И вот, (барабанная дробь), долгожданный момент настал. Из личных царских покоев торжественно вывели невесту, и весь зал восхищенно ахнул!
…Я не ахал.
… Я смотрел на Это с большим недоумением, и чувствовал себя ребенком, которому в фантик от конфеты, завернули камешек.
…Они то ахали, потому что увидали красу неописуемую, а вот я ее не разглядел.
…Потому как в представлении моих друзей-дикарей, — красота, это многочисленные драпировки шелковых тканей, поверх которых густо навешаны металлические цепочки, висюльки и хреньки, а также полированные камешки и даже стекляшки, пополам с меховыми хвостами и перьями.
Как я понял, на мою невестушку навесили все ее приданное разом, и это богатство конечно очень впечатляюще сияло и блестело, однако полностью скрыло от меня не только фигуру, но и лицо Мокосаевой сестрицы. …Зато почему-то рождало в голове образ навьюченного товарами верблюда. — Облом полный.
Все что я успел разглядеть, это торчащий из какой-то состоящей из цепочек вуали, кончик носа, и кажется, — горящие ненавистью где-то в глубине, глаза.
…Возможно правда насчет ненависти мне и показалось.

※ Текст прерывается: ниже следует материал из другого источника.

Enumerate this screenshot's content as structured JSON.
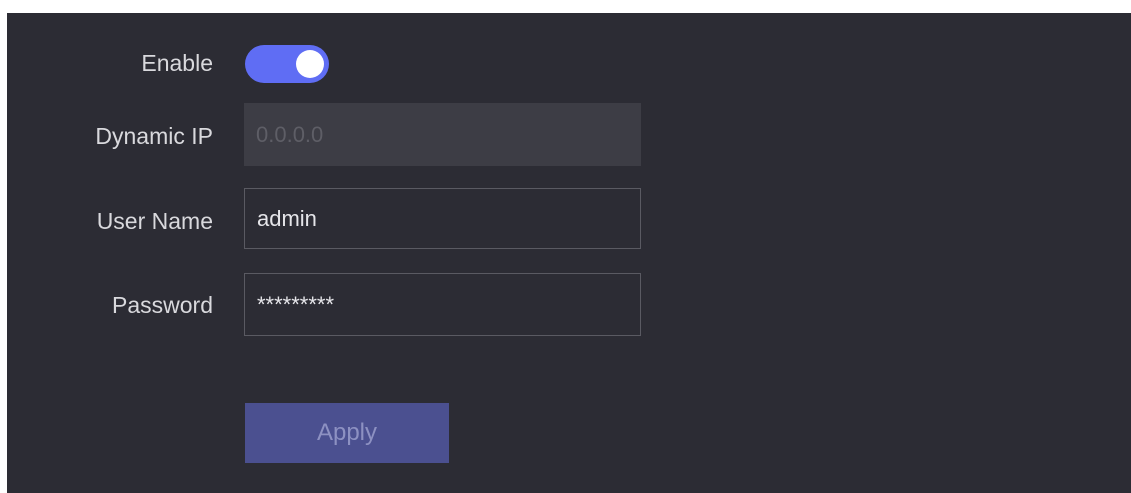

Но особо разглядывать и уточнять мне не дали. — Товар предъявлен? Вопросы есть? (…Но-но. — Руками щупать только после свадьбы!). …Вопросов нет. — Сделка состоялась!
Бабу с возу… В смысле, — обратно в покои в руки жрецов. — Мужики продолжают пить пиво, и делиться впечатлениями «…как я того барана-то копьем…»
А я сидел и лупал глазами, размышляя насколько кот в мешке, отличается от кота в блестящем мешке. …Кажется я уже начал становиться философом.
Наутро, привычно болела голова, а брюхо ныло от вчерашнего пережора и обилия пива. Нет, все-таки Лга’нхи в чем-то прав, — молоко лучше. Молоко, простая пища, здоровый образ жизни на свежем воздухе, полезные физические упражнения… жены, не являющиеся предметом мечтаний скупщика цветных металлов. Простая незамысловатая жизнь без интриг и всяческих расследований… Короче. — На волю! В пампасы!
Хренушки! — Приходится торчать в этих душных дворцах и копаться в этих затхлых вонючих интригах…
…И ведь ни одна сволочь потом не оценит то что ты делаешь. — «Подумаешь». — Скажут они. — «Измучился бедолага, на пирах-то гуляючи, пока мы тут на полях вкалывали да скотину пасли». Да. — Не ценят! Совсем не ценят обычные люди наши, государственных людей, мучительные труды…
В общем, из всего вышесказанного, было нетрудно понять что похмелье меня мучило тяжкое, а настроение было на редкость паршивое.
Раздражало буквально все, — от свежей сияющей и самодовольной хари Лга’нхи, который опять умудрился соблюсти умеренность за столом, и до хитро…глазых и нетерпеливых рож моих учеников, заявившихся с утра пораньше чтобы попинать меня ногами, и явно страстно мечтающих мне что-то рассказать.
Пинать конечно не в буквальном смысле, (им только волю дай), а в том плане, что как раз сегодня подходит срок доставать волшебный рог. И если отправиться в путь с утра пораньше, то как раз дня хватит чтобы дотопать до той горы. — Так что вставай Дебил, — труба зовет! Экстремально-похмельный альпинизм. Блин!
А еще по всему видать, что у них в загашнике томится и жжотся какая-то инфа, которую они с нетерпением мечтают мне поведать. Только вот тут, во Дворце, о таких вещах лучше не говорить. …И не потому что тут даже стены имеют уши. А потому что местные внутренние перегородки, сделанные из каких-то корявых досок, кажется состоят из одних только дыр и щелей, лишь задрапированных плотной, аляповатой расцветки тканью или шкурами, и хрен угадаешь, чьи уши могут совершенно случайно торчать за ближайшей стенкой. (…Дворцестроители хреновы, кирпич им тут что-ли изобрести?). Так что я, стоило мне только оценить (на слух) эти хилые перегородки, сразу поставил своим ученикам условие, что все архиважные переговоры ведем только на свежем воздухе, где можно более-менее точно отследить что нас никто не подслушивает. Вот они сейчас и пытаются, деликатными тычками и пенделями, вытолкать меня хотя бы во двор, чтобы что-то такое поведать.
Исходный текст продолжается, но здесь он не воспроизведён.